When the sun had set, I hitchhiked a ride from a semi-truck driver from Topanga to Santa Monica. I watched the thick diesel smoke blast its way out of the exhaust as he pulled away. I was back in the city. My pockets were full of money I didn't need and my heart was heavier than ever; it seems fitting in a city this size. I walked to Venice and grabbed a spot in an alley to catch some sleep.

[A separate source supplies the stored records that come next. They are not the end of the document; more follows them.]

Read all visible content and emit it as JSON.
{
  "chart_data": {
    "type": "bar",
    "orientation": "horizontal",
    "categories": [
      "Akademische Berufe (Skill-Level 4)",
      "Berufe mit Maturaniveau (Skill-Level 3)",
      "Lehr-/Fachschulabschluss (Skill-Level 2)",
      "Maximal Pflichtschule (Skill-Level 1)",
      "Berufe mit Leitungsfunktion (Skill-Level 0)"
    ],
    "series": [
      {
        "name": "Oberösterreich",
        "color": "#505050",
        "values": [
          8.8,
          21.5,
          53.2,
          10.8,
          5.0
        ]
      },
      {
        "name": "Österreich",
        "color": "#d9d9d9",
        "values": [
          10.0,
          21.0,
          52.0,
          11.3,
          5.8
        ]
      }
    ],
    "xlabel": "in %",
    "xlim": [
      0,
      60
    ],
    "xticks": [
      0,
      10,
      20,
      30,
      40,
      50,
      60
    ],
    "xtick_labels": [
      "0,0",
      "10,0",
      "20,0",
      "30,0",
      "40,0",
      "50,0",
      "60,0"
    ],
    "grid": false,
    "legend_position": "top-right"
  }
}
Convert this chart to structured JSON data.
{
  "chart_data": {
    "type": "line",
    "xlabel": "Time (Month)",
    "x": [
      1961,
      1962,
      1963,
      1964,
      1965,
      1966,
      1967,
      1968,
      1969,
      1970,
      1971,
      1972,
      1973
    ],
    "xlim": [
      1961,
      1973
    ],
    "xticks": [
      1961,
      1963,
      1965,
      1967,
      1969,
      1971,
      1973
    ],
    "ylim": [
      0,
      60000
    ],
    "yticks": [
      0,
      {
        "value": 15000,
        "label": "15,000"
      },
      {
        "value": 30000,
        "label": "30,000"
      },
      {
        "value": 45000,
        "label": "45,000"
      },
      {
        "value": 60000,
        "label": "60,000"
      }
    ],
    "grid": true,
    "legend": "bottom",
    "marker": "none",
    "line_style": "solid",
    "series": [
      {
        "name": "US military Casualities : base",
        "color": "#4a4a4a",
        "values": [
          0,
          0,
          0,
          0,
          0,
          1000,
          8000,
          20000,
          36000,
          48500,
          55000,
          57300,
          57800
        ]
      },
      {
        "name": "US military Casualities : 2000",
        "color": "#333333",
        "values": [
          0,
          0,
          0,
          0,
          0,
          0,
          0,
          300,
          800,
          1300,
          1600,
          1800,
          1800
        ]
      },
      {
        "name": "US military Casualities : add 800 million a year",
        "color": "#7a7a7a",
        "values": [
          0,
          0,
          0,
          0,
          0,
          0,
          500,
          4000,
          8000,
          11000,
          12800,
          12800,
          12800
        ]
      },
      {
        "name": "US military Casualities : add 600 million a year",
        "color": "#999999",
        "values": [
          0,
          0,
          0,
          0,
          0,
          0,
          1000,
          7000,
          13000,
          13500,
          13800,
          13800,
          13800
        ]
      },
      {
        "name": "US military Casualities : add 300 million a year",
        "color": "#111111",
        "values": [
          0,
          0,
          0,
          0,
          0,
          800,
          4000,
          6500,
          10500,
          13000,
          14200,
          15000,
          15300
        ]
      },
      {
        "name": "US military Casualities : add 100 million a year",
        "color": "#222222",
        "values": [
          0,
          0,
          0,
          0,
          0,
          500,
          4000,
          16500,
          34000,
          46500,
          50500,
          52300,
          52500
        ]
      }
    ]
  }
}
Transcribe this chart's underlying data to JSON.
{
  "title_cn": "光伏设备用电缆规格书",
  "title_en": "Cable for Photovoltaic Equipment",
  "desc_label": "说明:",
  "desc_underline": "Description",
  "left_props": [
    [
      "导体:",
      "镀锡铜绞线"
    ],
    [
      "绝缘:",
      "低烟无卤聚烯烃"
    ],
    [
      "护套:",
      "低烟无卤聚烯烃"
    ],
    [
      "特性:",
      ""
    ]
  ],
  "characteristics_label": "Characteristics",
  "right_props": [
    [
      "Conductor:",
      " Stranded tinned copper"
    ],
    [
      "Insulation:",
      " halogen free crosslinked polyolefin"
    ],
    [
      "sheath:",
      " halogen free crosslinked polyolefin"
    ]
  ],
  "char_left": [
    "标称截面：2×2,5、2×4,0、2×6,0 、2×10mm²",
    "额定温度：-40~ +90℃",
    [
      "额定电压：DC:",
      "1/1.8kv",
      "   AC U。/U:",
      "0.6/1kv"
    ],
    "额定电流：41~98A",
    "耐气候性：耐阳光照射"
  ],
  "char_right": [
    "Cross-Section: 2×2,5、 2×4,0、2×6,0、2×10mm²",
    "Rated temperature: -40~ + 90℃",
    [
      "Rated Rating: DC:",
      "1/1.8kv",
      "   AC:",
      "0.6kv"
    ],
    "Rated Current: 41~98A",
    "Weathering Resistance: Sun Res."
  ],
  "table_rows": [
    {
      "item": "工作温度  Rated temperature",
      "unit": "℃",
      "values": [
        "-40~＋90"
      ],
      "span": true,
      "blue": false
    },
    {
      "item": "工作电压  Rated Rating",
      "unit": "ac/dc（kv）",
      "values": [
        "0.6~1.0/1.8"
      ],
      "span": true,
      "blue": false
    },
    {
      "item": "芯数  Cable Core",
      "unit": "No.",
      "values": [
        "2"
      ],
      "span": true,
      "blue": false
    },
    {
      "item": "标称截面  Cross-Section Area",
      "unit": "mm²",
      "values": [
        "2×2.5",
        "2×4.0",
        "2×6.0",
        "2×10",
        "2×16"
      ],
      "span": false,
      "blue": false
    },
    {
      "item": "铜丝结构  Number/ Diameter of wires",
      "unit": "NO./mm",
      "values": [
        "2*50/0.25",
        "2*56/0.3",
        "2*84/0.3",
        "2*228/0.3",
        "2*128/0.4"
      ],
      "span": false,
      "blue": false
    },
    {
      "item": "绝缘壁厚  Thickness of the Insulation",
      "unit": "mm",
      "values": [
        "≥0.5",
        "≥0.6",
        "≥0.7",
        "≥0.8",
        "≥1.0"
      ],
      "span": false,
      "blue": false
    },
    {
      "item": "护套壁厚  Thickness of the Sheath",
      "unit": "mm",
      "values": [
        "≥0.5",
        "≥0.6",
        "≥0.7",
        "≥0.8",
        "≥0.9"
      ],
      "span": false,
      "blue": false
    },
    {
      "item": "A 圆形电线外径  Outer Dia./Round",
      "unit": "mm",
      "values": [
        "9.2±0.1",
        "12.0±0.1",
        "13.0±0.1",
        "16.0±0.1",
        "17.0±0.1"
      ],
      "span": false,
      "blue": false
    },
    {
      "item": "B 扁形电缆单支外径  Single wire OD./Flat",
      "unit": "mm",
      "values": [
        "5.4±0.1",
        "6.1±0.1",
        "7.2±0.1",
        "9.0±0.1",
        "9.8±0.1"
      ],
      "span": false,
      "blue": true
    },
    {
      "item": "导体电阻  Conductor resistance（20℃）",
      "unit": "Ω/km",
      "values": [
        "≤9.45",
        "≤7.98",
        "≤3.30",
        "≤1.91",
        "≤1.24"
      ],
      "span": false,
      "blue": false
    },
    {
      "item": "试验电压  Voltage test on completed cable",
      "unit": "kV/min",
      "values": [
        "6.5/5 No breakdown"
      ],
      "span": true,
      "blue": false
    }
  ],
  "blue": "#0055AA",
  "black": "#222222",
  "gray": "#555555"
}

Tomorrow, I would be going home. I have tried to push my life out of my mind and live in the moment, but I was looking forward to some sense of security. A good friend of mine that was homeless for over five years said to me before I took this trip, "Homelessness is a state of mind. I can sit around all day and do drugs or drink and think about what I could have or should have if only things were different, but the reality is if you want something different, you have to change it yourself. When I wanted to get off the streets, I looked at the people around me and how they got the things they have. It takes sacrifice. I know if I want something, I have to sacrifice
and devise a plan in my mind."

I never really grasped the gravity and clarity of his words until I experienced homelessness firsthand. There are certain circumstances where it is not the fault of the individual by mental and physical illness, childhood homelessness or old age, but life is what we make of it. I stayed in a shelter; I stayed on the streets and on the beach. I begged, bummed and worked to make money. There are plenty of programs
such as the Chrysalis House, Salvation Army, federal grants and countless other organizations that help those that want help get back on their feet.

Not everyone is destined to fit in our societal norms. The heart wants what the heart wants. The addictions and isms are all conquerable through the power of the will. Do what you can to help and all you can do to reserve judgment. There is no answer to homelessness just as there is no answer to emotions. It's in our minds.